I have come across several great looking home management binders. Follow the links below to explore and see what might work for you. 


CrystalWilkerson.com Printable binder. Varies from $29.95-$30.00 depending on size, and then add material costs. Beautiful and totally worth the price. 


The Complete Guide to Imperfect Homemaking gives a tour of her binder with a how-to and links to lots of printables. 


Squidoo gives a general tutorial on how to create home management binder and then gives TONS of links to printables.

Google Calendar: The ultimate smart phone tool
I keep a meticulous planner and I also keep a Google Calendar. This way no matter where I am, even if my planner gets left in the car at work or accidental gets left at home I at least know where I need to be when. I also really like the visual aspect of how it maps out my time.I also have it linked to my phone.

Also, I can link several calendars together. I have a calendar on the website for the classes I teach and for my speech team website and I can link these with my personal calendar and edit them from my home calendar. It makes managing several activities very seamless.  

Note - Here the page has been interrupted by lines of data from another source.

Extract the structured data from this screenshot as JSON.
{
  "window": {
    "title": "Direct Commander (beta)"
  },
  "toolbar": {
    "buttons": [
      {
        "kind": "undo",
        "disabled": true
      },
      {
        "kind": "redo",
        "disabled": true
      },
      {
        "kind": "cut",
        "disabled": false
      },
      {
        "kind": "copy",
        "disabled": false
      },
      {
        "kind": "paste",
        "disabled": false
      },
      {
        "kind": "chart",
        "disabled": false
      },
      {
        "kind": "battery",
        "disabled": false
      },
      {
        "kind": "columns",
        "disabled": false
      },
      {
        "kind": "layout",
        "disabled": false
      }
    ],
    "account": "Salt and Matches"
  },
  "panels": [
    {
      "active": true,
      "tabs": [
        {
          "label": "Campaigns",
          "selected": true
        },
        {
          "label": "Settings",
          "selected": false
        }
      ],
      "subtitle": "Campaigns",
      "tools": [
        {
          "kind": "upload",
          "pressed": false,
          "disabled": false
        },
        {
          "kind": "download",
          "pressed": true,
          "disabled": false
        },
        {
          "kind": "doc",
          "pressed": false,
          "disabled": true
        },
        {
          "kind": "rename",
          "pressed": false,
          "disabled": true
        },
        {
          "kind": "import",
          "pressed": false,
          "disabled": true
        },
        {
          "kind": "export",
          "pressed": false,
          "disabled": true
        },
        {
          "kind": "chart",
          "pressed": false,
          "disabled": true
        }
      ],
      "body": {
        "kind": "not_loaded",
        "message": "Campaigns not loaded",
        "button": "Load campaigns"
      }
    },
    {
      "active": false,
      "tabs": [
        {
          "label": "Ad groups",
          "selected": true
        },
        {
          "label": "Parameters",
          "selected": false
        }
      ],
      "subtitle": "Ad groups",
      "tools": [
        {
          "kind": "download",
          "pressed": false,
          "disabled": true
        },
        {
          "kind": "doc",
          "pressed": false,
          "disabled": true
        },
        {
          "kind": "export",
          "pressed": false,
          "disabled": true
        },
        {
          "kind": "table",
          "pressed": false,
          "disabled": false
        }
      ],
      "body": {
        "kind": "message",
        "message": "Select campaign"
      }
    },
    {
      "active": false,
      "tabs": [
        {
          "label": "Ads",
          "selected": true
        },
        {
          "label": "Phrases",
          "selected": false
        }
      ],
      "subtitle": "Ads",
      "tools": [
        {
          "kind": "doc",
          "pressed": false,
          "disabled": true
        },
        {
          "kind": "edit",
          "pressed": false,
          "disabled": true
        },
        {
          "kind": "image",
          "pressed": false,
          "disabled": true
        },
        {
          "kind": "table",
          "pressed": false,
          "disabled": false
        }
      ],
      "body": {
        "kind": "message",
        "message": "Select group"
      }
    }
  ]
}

Evernote: the ultimate portable tech tool
Evernote is a great tool for making notes with your phone or computer and then accessing them from anywhere with an Internet connection. Honestly, I don’t use it because I can’t pull out my phone in the middle of class and write myself a note. However, in a profession with less of a performance focus I’m sure it extremely useful.

Take some time to try different things. And remember, flexibility is the most important aspect of any organizational system, so don’t be afraid to adapt and update and change things around when something isn’t working.
What types of tools do you currently use? What types of tools do you think might be a good addition to your current system?